We will accomplish this by permutating illiteracy and leaving the fertility values fixed. We will compute the Pearson correlation coefficient for each permutation and determine how many of our samples have a Pearson correlation coefficient greater than the observed one.
# Compute observed correlation: r_obs
r_obs = pearson_r(illiteracy,fertility)
print('Our observed Pearson R is ' + str(r_obs))
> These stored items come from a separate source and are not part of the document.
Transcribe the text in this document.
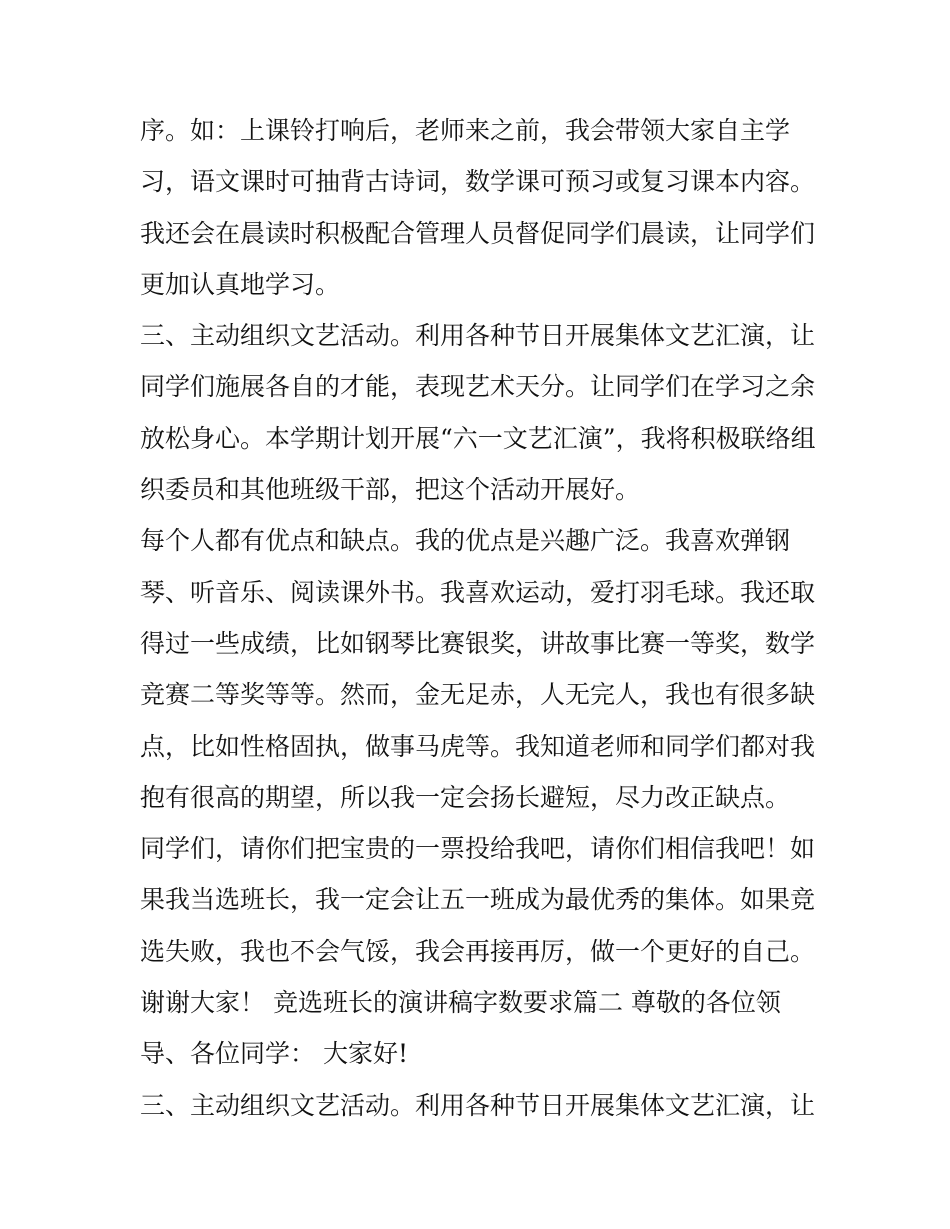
序。如：上课铃打响后，老师来之前，我会带领大家自主学
习，语文课时可抽背古诗词，数学课可预习或复习课本内容。
我还会在晨读时积极配合管理人员督促同学们晨读，让同学们
更加认真地学习。
三、主动组织文艺活动。利用各种节日开展集体文艺汇演，让
同学们施展各自的才能，表现艺术天分。让同学们在学习之余
放松身心。本学期计划开展“六一文艺汇演”，我将积极联络组
织委员和其他班级干部，把这个活动开展好。
每个人都有优点和缺点。我的优点是兴趣广泛。我喜欢弹钢
琴、听音乐、阅读课外书。我喜欢运动，爱打羽毛球。我还取
得过一些成绩，比如钢琴比赛银奖，讲故事比赛一等奖，数学
竞赛二等奖等等。然而，金无足赤，人无完人，我也有很多缺
点，比如性格固执，做事马虎等。我知道老师和同学们都对我
抱有很高的期望，所以我一定会扬长避短，尽力改正缺点。
同学们，请你们把宝贵的一票投给我吧，请你们相信我吧！如
果我当选班长，我一定会让五一班成为最优秀的集体。如果竞
选失败，我也不会气馁，我会再接再厉，做一个更好的自己。
谢谢大家！ 竞选班长的演讲稿字数要求篇二 尊敬的各位领
导、各位同学： 大家好!
三、主动组织文艺活动。利用各种节日开展集体文艺汇演，让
# Initialize permutation replicates: perm_replicates
perm_replicates = np.empty(10_000)
# Draw replicates
for i in range(10000):
# Permute illiteracy measurements: illiteracy_permuted
illiteracy_permuted = np.random.permutation(illiteracy)
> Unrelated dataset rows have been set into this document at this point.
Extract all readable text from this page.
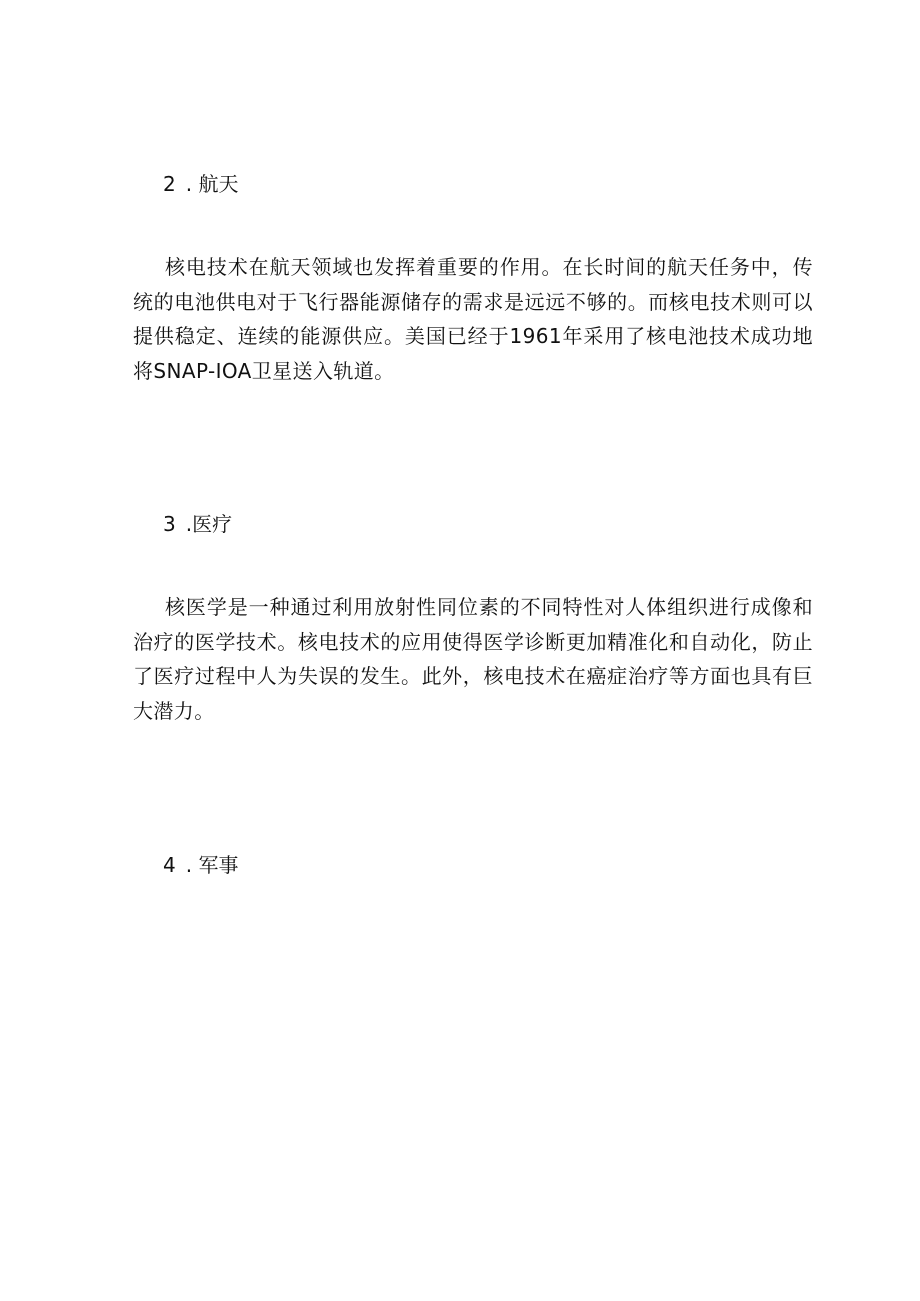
2 . 航天

核电技术在航天领域也发挥着重要的作用。在长时间的航天任务中，传统的电池供电对于飞行器能源储存的需求是远远不够的。而核电技术则可以提供稳定、连续的能源供应。美国已经于1961年采用了核电池技术成功地将SNAP-IOA卫星送入轨道。

3 .医疗

核医学是一种通过利用放射性同位素的不同特性对人体组织进行成像和治疗的医学技术。核电技术的应用使得医学诊断更加精准化和自动化，防止了医疗过程中人为失误的发生。此外，核电技术在癌症治疗等方面也具有巨大潜力。

4 . 军事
# Compute Pearson correlation
perm_replicates[i] = pearson_r(illiteracy_permuted,fertility)
_ = plt.title('Pearson Correlation Coefficient Permutation Replicates')
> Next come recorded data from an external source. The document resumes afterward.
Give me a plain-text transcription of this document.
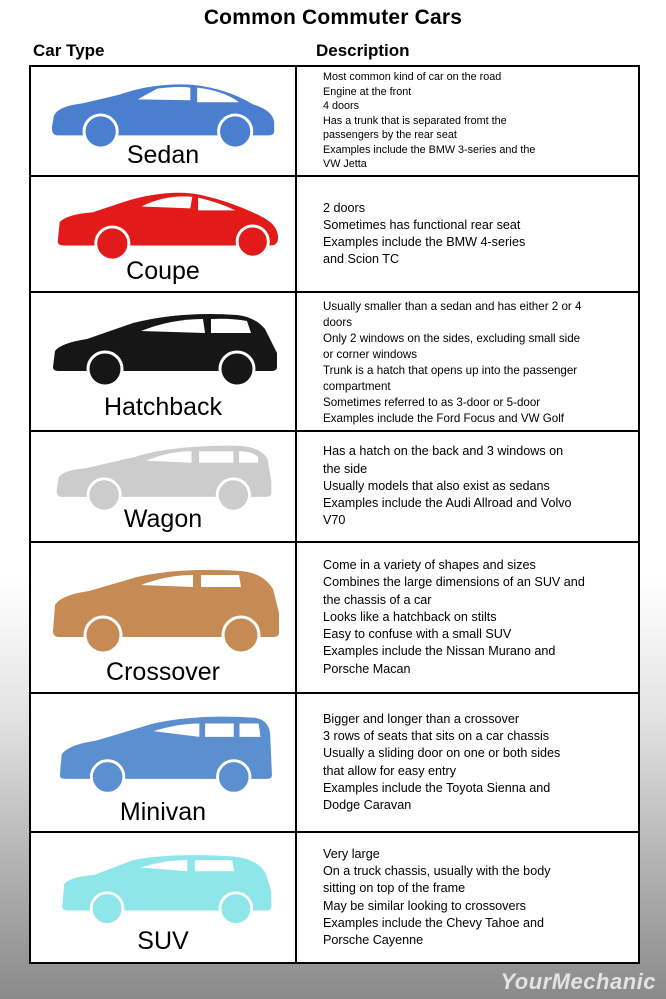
Common Commuter Cars
Car Type	Description
Sedan
Most common kind of car on the road
Engine at the front
4 doors
Has a trunk that is separated fromt the
passengers by the rear seat
Examples include the BMW 3-series and the
VW Jetta
Coupe
2 doors
Sometimes has functional rear seat
Examples include the BMW 4-series
and Scion TC
Hatchback
Usually smaller than a sedan and has either 2 or 4
doors
Only 2 windows on the sides, excluding small side
or corner windows
Trunk is a hatch that opens up into the passenger
compartment
Sometimes referred to as 3-door or 5-door
Examples include the Ford Focus and VW Golf
Wagon
Has a hatch on the back and 3 windows on
the side
Usually models that also exist as sedans
Examples include the Audi Allroad and Volvo
V70
Crossover
Come in a variety of shapes and sizes
Combines the large dimensions of an SUV and
the chassis of a car
Looks like a hatchback on stilts
Easy to confuse with a small SUV
Examples include the Nissan Murano and
Porsche Macan
Minivan
Bigger and longer than a crossover
3 rows of seats that sits on a car chassis
Usually a sliding door on one or both sides
that allow for easy entry
Examples include the Toyota Sienna and
Dodge Caravan
SUV
Very large
On a truck chassis, usually with the body
sitting on top of the frame
May be similar looking to crossovers
Examples include the Chevy Tahoe and
Porsche Cayenne
YourMechanic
_ = plt.xlabel('Pearson Correlation Coefficient')
_ = plt.ylabel('Count')
plt.hist(perm_replicates, bins=100)
plt.savefig('literacy-vs-fertility-pearson-correlation-histogram.png', dpi=300, bbox_inches='tight')
# Compute p-value: p
p = np.sum(perm_replicates >= r_obs) / len(perm_replicates)
print('p-val =', p)
Our observed Pearson R is 0.8041324026815341
p-val = 0.0
Because we got a probability value of zero, this shows that female literacy and fertility are correlated, and we reject the null hypothesis.
Conclusion
In this analysis, we conclude that fertility and illiteracy are correlated.
We computed a Pearson’s coefficient of correlation of .80, which concludes there is a strong positive correlation between illiteracy and fertility.
By using bootstrap sampling, we can determine confidence intervals of the slope and plot the confidence interval using both Matplotlib and Seaborn.
Finally, we create a hypothesis test from the bootstrap samples and find we cannot recreate our original value of .80 from the bootstrap samples. We reject the null hypothesis that the two variables are unrelated.